Flowers for Algernon is one of its kind. Despite having numerous works regarding differently able people, I doubt there is any other work as appreciable as this. It not only talks about a person’s experience of being different but also addresses other problems and terms.
Charlie, the protagonist of the novel, is very passionate about learning and becoming a better person. He tries very hard every day. He goes to informal education classes for slow adults. And that’s basically where he meets professors who ‘might be’ able to make him smarter. They claim to have carried out numerous experiment on other animals which had brought significant results. But they don’t know if the result will be permanent or short lived, and they don’t know what may come up as a consequence.
If you ask me: What’s use of this novel? What will I learn? It’s hard to put it all in words, but I’ll try my best.
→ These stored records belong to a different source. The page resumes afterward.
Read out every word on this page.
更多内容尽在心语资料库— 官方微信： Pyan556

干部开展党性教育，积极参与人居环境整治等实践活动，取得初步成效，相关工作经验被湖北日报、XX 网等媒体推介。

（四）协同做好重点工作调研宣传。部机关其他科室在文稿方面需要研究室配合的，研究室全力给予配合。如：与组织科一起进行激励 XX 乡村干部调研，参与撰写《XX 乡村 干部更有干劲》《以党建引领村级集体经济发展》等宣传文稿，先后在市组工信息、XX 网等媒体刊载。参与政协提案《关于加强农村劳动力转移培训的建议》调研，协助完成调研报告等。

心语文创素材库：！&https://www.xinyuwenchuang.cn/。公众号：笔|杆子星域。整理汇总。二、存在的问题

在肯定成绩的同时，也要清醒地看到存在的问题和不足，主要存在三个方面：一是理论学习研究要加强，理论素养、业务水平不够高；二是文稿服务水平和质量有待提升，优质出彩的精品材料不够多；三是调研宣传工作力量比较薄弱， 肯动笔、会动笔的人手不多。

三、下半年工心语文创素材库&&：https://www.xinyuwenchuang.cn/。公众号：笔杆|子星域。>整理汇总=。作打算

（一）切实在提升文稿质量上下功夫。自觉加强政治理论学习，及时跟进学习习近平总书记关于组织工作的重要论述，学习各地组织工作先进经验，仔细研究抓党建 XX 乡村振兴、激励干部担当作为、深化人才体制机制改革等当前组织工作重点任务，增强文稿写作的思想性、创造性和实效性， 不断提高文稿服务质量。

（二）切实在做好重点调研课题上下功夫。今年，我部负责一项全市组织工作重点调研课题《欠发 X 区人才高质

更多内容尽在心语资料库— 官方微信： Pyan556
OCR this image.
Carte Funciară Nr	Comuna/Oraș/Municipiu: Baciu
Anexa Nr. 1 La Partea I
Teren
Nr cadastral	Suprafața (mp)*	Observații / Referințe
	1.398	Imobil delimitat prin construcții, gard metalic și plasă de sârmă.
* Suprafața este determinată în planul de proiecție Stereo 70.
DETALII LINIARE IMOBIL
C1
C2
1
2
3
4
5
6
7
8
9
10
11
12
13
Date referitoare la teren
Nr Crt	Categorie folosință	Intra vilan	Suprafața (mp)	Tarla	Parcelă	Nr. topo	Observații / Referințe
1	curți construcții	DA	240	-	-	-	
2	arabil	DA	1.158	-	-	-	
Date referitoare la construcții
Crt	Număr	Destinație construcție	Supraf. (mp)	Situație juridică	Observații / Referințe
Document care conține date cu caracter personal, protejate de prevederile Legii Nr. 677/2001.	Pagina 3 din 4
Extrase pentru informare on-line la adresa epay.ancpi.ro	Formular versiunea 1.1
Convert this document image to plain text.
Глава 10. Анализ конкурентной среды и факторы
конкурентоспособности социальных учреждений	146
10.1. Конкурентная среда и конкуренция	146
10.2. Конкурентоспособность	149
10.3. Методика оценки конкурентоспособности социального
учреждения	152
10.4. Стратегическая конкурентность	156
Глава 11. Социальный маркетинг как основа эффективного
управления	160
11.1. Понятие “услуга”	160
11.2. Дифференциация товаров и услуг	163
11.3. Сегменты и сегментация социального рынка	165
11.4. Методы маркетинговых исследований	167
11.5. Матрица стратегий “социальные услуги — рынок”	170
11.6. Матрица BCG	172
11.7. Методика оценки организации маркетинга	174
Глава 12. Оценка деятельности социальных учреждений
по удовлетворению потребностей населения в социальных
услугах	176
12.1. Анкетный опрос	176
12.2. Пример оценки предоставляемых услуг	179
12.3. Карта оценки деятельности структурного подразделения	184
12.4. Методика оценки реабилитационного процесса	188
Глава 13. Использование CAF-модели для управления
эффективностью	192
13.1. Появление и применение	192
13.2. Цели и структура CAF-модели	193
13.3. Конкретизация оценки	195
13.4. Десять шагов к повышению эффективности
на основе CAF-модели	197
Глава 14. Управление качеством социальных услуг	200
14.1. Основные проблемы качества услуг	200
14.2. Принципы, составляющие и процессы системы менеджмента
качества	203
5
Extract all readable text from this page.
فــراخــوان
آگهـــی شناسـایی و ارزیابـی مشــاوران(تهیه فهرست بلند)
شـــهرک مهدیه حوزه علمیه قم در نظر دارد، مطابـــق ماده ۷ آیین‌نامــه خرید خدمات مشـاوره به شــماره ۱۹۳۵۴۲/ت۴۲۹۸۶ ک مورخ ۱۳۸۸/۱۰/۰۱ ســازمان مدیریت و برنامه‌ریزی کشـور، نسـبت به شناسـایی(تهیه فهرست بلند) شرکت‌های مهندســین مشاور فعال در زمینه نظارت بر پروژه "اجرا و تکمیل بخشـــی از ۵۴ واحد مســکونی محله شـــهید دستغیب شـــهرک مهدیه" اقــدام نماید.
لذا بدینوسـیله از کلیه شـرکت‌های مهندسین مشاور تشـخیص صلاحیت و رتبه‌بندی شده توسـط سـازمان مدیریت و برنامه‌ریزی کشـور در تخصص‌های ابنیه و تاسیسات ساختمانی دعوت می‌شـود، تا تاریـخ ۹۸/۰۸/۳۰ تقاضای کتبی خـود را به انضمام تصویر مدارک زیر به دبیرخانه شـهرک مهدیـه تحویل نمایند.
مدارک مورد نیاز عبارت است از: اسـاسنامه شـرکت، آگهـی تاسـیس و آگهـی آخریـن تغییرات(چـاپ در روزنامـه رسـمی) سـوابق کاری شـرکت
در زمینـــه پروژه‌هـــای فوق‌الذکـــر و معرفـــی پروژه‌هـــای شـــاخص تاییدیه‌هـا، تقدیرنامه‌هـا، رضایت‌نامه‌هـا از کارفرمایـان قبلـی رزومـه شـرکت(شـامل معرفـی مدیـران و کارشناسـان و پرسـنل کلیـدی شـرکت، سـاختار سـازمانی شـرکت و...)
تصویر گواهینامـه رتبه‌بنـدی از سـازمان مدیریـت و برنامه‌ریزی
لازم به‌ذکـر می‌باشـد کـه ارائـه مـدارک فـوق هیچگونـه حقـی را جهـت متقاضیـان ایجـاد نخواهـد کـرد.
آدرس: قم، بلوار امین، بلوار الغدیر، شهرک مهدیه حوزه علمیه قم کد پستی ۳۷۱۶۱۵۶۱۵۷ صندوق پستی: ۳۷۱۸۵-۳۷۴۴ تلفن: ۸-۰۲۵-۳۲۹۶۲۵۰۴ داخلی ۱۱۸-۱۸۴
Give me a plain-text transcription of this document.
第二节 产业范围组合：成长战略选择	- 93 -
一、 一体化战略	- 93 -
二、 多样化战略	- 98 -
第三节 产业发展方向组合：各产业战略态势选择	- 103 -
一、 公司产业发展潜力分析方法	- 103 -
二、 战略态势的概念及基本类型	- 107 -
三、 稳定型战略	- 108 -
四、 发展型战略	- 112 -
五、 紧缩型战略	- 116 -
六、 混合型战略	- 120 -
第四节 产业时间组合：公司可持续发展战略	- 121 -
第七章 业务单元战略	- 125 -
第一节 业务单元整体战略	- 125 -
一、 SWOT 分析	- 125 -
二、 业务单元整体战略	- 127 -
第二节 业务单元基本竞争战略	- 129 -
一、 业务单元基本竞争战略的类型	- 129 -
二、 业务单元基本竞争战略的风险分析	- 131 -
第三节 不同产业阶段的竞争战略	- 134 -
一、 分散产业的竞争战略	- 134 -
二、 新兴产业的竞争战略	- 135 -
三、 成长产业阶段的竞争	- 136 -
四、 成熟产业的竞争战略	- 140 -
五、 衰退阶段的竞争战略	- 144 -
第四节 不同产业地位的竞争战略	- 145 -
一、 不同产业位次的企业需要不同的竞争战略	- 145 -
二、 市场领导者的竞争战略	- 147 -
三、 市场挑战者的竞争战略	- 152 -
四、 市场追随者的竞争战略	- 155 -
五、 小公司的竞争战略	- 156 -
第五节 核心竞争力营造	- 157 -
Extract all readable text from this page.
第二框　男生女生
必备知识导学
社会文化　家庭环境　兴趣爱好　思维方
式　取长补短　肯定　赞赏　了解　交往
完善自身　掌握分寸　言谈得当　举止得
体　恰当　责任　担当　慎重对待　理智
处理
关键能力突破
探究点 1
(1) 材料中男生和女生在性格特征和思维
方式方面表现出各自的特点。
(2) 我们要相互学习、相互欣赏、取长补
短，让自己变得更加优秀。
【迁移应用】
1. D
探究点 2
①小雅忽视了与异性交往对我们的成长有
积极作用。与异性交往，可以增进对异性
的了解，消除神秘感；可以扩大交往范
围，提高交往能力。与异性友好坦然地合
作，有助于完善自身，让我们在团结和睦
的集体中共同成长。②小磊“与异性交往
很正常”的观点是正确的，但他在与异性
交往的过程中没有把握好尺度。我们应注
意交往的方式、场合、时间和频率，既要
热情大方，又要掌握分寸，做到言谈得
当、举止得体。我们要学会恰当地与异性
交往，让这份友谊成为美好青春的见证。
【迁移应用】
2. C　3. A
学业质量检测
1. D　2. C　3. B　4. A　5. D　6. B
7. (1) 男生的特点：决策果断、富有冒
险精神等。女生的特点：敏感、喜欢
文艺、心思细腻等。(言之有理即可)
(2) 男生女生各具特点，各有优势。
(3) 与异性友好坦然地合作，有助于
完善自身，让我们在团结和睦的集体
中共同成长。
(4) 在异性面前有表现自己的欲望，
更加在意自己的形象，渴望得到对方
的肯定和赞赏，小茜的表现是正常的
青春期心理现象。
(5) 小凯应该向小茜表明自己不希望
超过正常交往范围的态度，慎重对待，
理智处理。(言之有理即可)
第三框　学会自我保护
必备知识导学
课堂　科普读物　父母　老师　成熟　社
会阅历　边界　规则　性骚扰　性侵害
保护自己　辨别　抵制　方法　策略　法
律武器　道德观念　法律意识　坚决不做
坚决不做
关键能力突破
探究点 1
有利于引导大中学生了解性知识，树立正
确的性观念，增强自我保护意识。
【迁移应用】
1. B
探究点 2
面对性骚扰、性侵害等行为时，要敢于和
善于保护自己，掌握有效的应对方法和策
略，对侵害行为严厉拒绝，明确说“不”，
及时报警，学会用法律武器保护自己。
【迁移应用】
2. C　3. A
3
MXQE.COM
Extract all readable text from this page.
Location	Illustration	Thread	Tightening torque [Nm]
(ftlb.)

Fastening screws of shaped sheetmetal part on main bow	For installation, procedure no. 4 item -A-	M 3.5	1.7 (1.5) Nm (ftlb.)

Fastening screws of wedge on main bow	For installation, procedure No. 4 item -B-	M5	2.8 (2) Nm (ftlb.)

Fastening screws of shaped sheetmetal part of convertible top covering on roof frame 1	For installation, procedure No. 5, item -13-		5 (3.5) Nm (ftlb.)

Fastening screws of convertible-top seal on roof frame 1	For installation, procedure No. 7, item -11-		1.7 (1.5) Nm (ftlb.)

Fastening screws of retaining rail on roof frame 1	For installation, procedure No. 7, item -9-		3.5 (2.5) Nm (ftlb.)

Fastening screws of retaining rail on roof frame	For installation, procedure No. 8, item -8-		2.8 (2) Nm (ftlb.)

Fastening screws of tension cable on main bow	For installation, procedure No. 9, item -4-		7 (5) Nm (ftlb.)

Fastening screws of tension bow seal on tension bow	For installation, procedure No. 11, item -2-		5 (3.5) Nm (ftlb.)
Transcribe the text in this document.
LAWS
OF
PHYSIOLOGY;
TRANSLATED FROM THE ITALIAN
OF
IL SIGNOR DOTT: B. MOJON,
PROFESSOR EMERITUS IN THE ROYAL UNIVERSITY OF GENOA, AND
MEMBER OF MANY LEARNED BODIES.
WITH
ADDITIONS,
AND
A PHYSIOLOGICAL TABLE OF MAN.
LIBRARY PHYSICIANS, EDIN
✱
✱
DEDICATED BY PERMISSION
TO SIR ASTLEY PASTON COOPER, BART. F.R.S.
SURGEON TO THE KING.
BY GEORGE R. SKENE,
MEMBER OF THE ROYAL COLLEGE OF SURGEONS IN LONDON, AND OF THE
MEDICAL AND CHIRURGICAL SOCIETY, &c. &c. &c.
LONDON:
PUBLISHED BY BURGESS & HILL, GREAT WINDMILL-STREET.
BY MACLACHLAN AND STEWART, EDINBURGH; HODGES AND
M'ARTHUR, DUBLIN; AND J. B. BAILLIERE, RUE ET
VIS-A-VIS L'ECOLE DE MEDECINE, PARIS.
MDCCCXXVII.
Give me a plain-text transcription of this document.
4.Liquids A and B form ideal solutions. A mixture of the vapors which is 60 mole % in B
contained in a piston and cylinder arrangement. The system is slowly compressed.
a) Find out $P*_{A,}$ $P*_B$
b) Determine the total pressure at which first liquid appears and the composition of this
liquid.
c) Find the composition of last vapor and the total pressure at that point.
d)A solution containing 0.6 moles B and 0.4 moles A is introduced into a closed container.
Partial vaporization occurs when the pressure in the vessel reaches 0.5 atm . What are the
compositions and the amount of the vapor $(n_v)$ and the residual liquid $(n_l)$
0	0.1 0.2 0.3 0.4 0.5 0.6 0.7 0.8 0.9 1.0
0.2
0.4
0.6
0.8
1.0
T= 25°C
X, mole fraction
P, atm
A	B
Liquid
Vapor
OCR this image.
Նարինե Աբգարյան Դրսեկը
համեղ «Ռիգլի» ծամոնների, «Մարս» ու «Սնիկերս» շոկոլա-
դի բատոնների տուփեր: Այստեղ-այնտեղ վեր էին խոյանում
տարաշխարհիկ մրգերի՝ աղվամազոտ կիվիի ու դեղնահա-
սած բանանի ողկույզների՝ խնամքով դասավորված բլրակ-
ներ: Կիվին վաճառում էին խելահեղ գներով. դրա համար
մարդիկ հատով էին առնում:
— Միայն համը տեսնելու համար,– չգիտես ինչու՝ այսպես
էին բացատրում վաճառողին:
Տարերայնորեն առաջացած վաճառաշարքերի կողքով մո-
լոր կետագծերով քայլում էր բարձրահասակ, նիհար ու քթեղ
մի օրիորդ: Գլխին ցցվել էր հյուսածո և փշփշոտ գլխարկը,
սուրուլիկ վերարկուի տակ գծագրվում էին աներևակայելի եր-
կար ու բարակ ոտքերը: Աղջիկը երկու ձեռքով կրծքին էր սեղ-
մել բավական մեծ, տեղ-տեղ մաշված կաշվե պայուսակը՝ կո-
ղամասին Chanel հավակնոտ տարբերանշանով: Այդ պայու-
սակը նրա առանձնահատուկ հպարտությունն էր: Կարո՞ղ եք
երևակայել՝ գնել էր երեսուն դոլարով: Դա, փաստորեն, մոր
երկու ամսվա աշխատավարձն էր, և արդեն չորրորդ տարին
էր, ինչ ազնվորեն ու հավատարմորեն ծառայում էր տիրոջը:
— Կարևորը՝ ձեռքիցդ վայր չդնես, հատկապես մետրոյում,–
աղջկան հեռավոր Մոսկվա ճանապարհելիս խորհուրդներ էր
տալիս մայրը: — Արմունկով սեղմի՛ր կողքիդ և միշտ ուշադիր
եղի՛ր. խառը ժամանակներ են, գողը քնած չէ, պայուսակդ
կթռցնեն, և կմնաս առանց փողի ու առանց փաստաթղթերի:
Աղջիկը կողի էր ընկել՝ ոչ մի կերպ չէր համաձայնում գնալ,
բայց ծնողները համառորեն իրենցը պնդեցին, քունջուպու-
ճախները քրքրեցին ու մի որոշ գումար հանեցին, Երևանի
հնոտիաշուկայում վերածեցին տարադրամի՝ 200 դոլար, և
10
This novel talks about the life of a mentally challenged person. It talks about how hard we push people to become what they are not. And how popular it is to be ‘normal’. That’s probably why Charlie wanted to be normal and smarter. It also talks about how much it matters to us what people think that so much of our life is shaped, unaware and unintentionally, trying to become what people think is ‘normal’, trying to fit in. The book also talks greatly about the world we have built for mentally challenged people. It portrays perfectly how such people are bullied, made fun of and used for ‘normal’ people’s benefit.
Much of this book was inspired by the writer’s real life experience. It had often occurred to the writer ‘what if people could be made smarter?’ His parents expected him to pursue a career in medicine, whereas he was driven to become a writer. When he was teaching English to students with special needs, one of them asked him whether it would be possible, if they worked hard and became smart, to be put into an ordinary class. The thought finally shaped itself into an idea.
Through Internet, I came to know that many characters in the novel were inspired by people in the writer’s life. The scientists who worked for making Charlie a smarter man, Nemur and Strauss, were inspired by the professors he met while studying psychoanalysis in grad-school. Algernon, the laboratory mouse, was inspired by a university dissection class, and the poet Algernon Charles Swinburne was the inspiration behind its name.
The book doesn’t speak of great things but little things – those important ones – that are often ignored, and he has written about them in a great way. What I think makes this book so precious is that it is very personal. It addresses significant human behaviors that aren’t usually spoken of and hence go unnoticed.
What breaks my heart is that the things mentioned such a long time ago are still as fresh and happening in today’s world. With this work, the writer wanted to point out the fact that even humans are taken in the lab and are treated as nothing more than a specimen. These scientists forget that the humans, too, were individuals before they became part of the experiment. Nor is it a fair thing for any other creature, too. These creatures did, have and will always have a life apart from the experiment. The scientists, on the other hand, unfairly claim it as their professional right.